# Is it possible to derive the Weyl tensor from the Ricci tensor or Ricci scalar? If so, how?

I understand that the Ricci tensor is derived from the Riemann tensor, but I know that the Weyl tensor is also derived from the Riemann tensor. So, is it possible to calculate the Weyl tensor from the Ricci tensor or Ricci scalar, and if so how?

• In general it is not possible. However, in two and three dimensions this is trivially possible, since there the Weyl tensor vanishes identically. Jul 1 at 4:29

No. The Weyl tensor and the Ricci tensor correspond to different "degrees of freedom" of the Riemann tensor. As an example, notice that there are many Ricci-flat solutions to the Einstein equations, such as

• Minkowski spacetime
• Schwarzschild spacetime
• gravitational waves in either of the previous spacetimes

and so on. Each of these solutions have different metrics and different Riemann tensors, but all of them have vanishing Ricci tensors. Hence, they show how knowledge of the Ricci tensor is not sufficient to reconstruct the Weyl tensor. Notice that if you know the Ricci tensor, you also know the Ricci scalar, so the Ricci scalar is also not enough to rebuild the Weyl tensor.

A common way of thinking about these tensors is that the Ricci tensor is the trace part of the Riemann tensor, while the Weyl tensor is the traceless part. Hence, to use one to determine the other would be similar to trying to use the trace of a matrix to figure out what is the actual matrix itself.

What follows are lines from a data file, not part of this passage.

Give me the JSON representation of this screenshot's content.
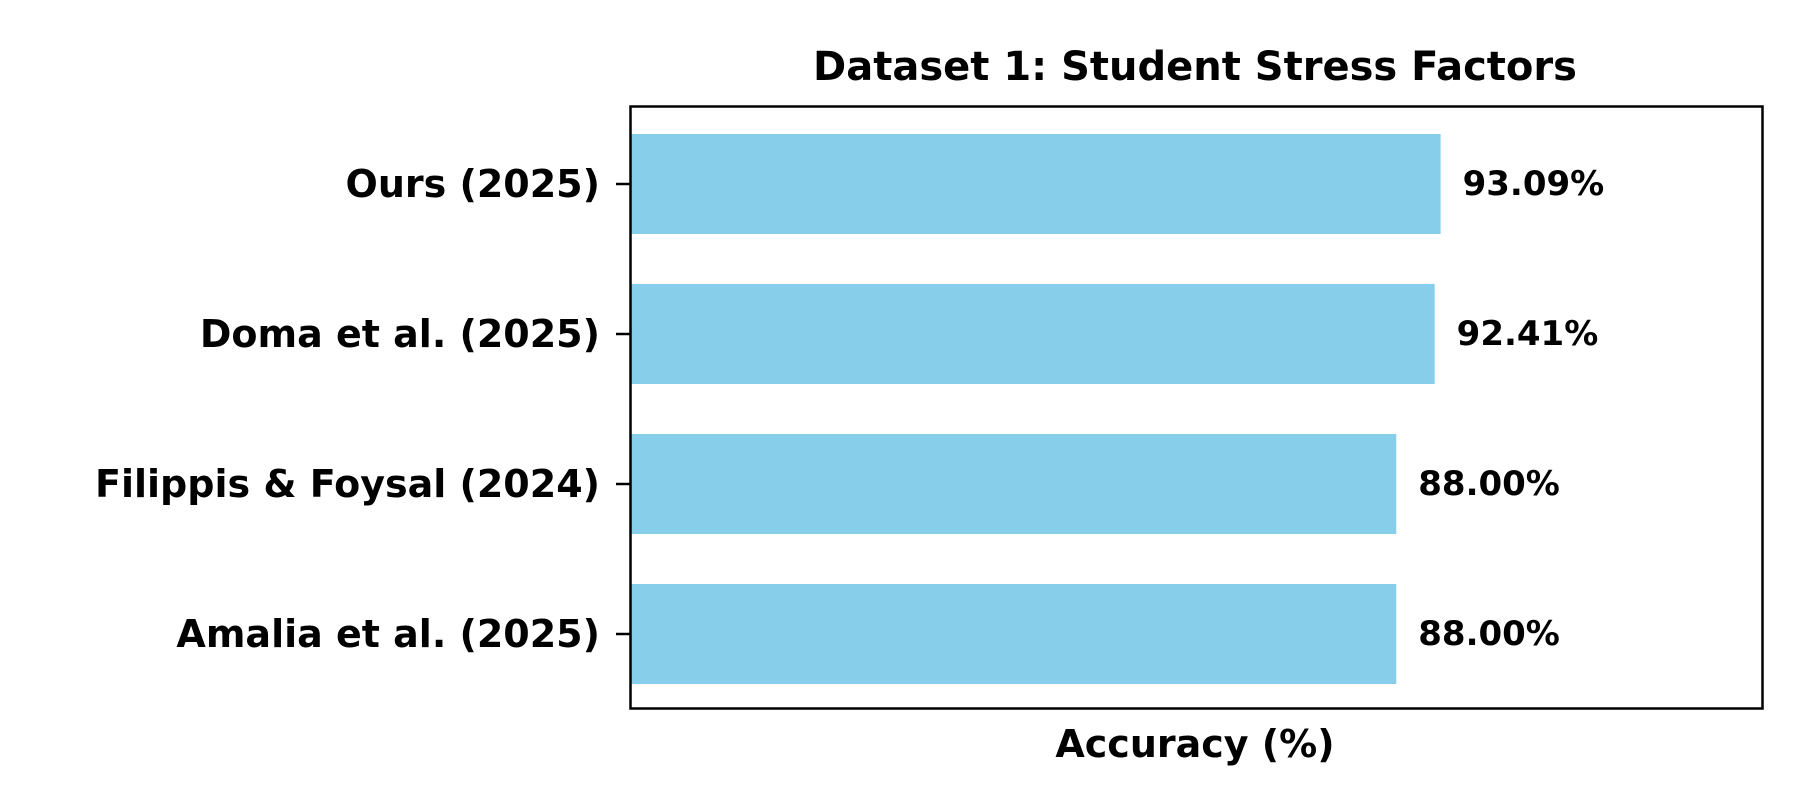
{
  "chart_data": {
    "type": "bar",
    "orientation": "horizontal",
    "title": "Dataset 1: Student Stress Factors",
    "xlabel": "Accuracy (%)",
    "ylabel": "",
    "categories": [
      "Ours (2025)",
      "Doma et al. (2025)",
      "Filippis & Foysal (2024)",
      "Amalia et al. (2025)"
    ],
    "values": [
      93.09,
      92.41,
      88.0,
      88.0
    ],
    "value_labels": [
      "93.09%",
      "92.41%",
      "88.00%",
      "88.00%"
    ],
    "xlim": [
      0,
      130
    ],
    "bar_color": "#87CEEB",
    "grid": false,
    "x_ticks_visible": false
  }
}
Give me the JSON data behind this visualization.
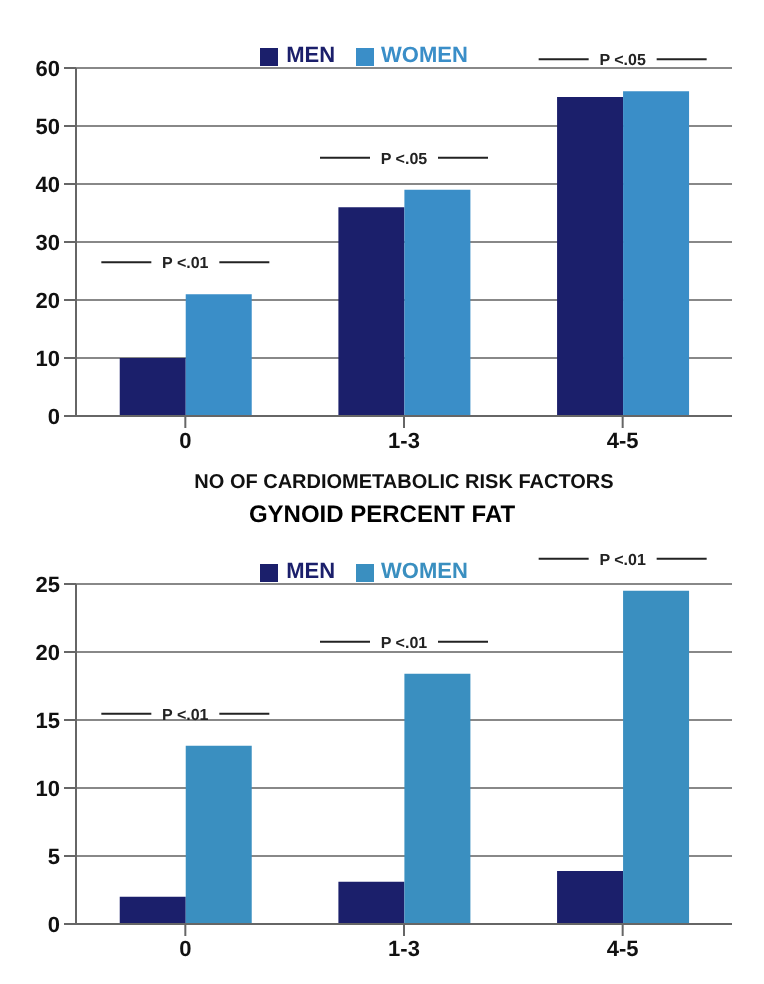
{
  "chart_data": [
    {
      "type": "bar",
      "categories": [
        "0",
        "1-3",
        "4-5"
      ],
      "xlabel": "NO OF CARDIOMETABOLIC RISK FACTORS",
      "series": [
        {
          "name": "MEN",
          "color": "#1b1f6b",
          "values": [
            10,
            36,
            55
          ]
        },
        {
          "name": "WOMEN",
          "color": "#3a8ec8",
          "values": [
            21,
            39,
            56
          ]
        }
      ],
      "ylim": [
        0,
        60
      ],
      "yticks": [
        0,
        10,
        20,
        30,
        40,
        50,
        60
      ],
      "grid": "y",
      "legend": "top",
      "annotations": [
        "P <.01",
        "P <.05",
        "P <.05"
      ]
    },
    {
      "type": "bar",
      "title": "GYNOID PERCENT FAT",
      "categories": [
        "0",
        "1-3",
        "4-5"
      ],
      "series": [
        {
          "name": "MEN",
          "color": "#1b1f6b",
          "values": [
            2,
            3.1,
            3.9
          ]
        },
        {
          "name": "WOMEN",
          "color": "#3a8fc0",
          "values": [
            13.1,
            18.4,
            24.5
          ]
        }
      ],
      "ylim": [
        0,
        25
      ],
      "yticks": [
        0,
        5,
        10,
        15,
        20,
        25
      ],
      "grid": "y",
      "legend": "top",
      "annotations": [
        "P <.01",
        "P <.01",
        "P <.01"
      ]
    }
  ]
}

• So would that mean that it’s also impossible to use the stress energy tensor to derive the Weyl tensor? Jul 1 at 6:12
• @JungwoonSong Yes. Notice that all of the solutions I mentioned are vacuum solutions: they all share the vary same stress-energy tensor. The thing is that Einstein's equations are a system of PDEs, and you can't uniquely determine the solution to a PDE without some boundary/initial conditions. Hence, you need more information than just the stress tensor Jul 1 at 7:21

To add up to the above answer, even though the Weyl tensor contribution to the Riemann curvature tensor is naturally an independent degree of freedom from the Ricci tensor, it cannot be fully arbitrary - there are constraints that it has to satisfy, in the form of a divergence equation.

From the once-contraction of the differential Bianchi identity (also here)

$$R_{ab[cd;e]} = \nabla_{[e}R_{|ab|cd]} = 0$$

and the decomposition of the Riemann tensor into irreducible components, one can obtain the Weyl tensor propagation equation, which is formally satisfied by the very virtue of the properties of the Riemann curvature tensor (provable by assuming (I think, sufficiently) metricity, torsionlessness):

$$\nabla^{d}C_{abcd} = -\nabla_{[a}(R_{b]c} - \frac{1}{6}g_{b]c}R) = -\nabla_{[a}(T_{b]c} - \frac{1}{3}g_{b]c}T).$$

Such an equation can be used to help classify the types of spacetimes and investigate the tidal forces acting on matter; recently there appeared an article that does exactly that.

The study is based on the decomposition of the Weyl tensor into a gravito-electric and gravito-magnetic part along some vector field (one can think of observers' worldlines, or, in the context of 3+1 relativity (and here), coordinate time or normal vector field lines), and deriving from the above equation the evolution and constraint equations for these parts; said equations are called nonlinear Bianchi equations and can be seen in the mentioned article, eq. 125-128.

I imagine that in looking for possible metrics on a manifold, the above equation is not exactly helpful, although perhaps imposing some fall-off behaviour functions of $$C_{abcd}$$ in the vacuum ($$\nabla^{d}C_{abcd}=0$$) would be an example of its potential use. Just rambling at this point.